RNA G-quadruplexes (rG4s) are noncanonical RNA secondary structures formed by guanine (G)-rich sequences. These complexes play important regulatory roles in both animals and plants through their structural dynamics and are closely related to human diseases and plant growth, development, and adaption. Thus, studying the structural dynamics of rG4s is fundamentally important; however, their folding pathways and their unfolding by specialized helicases are not well understood. In addition, no plant rG4-specialized helicases have been identified. Here, using single-molecule FRET, we experimentally elucidated for the first time the folding pathway and intermediates, including a G-hairpin and G-triplex. In addition, using proteomics screening and microscale thermophoresis, we identified and validated five rG4-specialized helicases in Arabidopsis thaliana. Furthermore, DExH1, the ortholog of the famous human rG4 helicase RHAU/DHX36, stood out for its robust rG4 unwinding ability. Taken together, these results shed light on the structural dynamics of plant rG4s.

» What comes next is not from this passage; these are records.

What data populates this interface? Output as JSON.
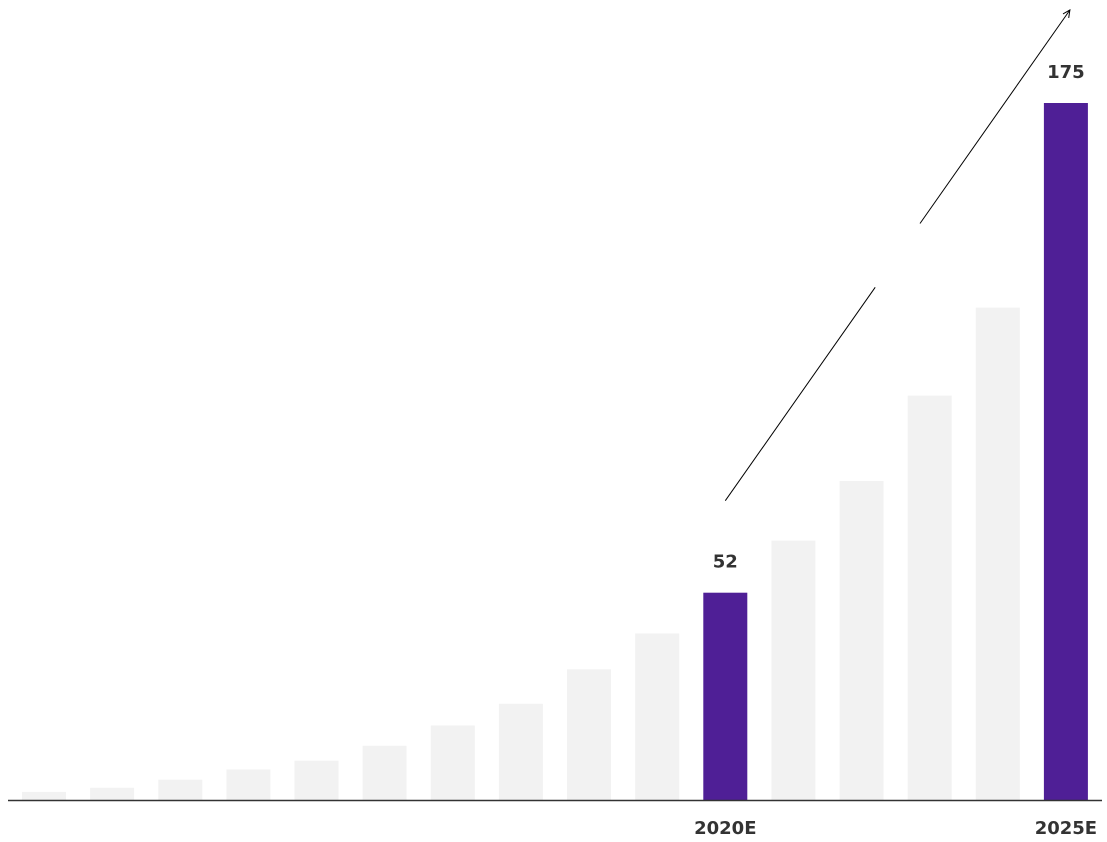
{
  "chart_data": {
    "type": "bar",
    "categories": [
      "",
      "",
      "",
      "",
      "",
      "",
      "",
      "",
      "",
      "",
      "2020E",
      "",
      "",
      "",
      "",
      "2025E"
    ],
    "values": [
      1.2,
      1.8,
      3.0,
      4.5,
      5.8,
      8.0,
      11.0,
      14.2,
      19.3,
      24.6,
      30.6,
      38.3,
      47.1,
      59.7,
      72.7,
      102.9
    ],
    "highlighted": [
      10,
      15
    ],
    "data_labels": {
      "10": "52",
      "15": "175"
    },
    "title": "",
    "xlabel": "",
    "ylabel": "",
    "ylim": [
      0,
      105
    ],
    "grid": false,
    "legend": "none",
    "trend_arrow": {
      "from_index": 10,
      "to_index": 15
    }
  },
  "colors": {
    "highlight": "#4f1f96",
    "muted": "#f2f2f2",
    "axis": "#333333",
    "text": "#333333",
    "arrow": "#000000"
  }
}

RNA G-四链体 (rG4s) 是由富含鸟嘌呤 (G) 的序列形成的非经典 RNA 二级结构。这些复合物通过其结构动力学在动植物中发挥重要的调节作用，与人类疾病和植物的生长、发育和适应密切相关。因此，研究 rG4s 的结构动力学至关重要。然而，它们的折叠路径和它们通过专门的解旋酶展开的过程还不是很清楚。此外，尚未鉴定出植物 rG4 特化的解旋酶。在这里，我们使用单分子 FRET，首次通过实验阐明了折叠途径和中间体，包括 G-发夹和 G-三链体。此外，使用蛋白质组学筛选和微量热泳，我们在拟南芥。此外，著名的人类 rG4 解旋酶 RHAU/DHX36 的直系同源物 DExH1 因其强大的 rG4 解旋能力而脱颖而出。总之，这些结果揭示了植物 rG4s 的结构动力学。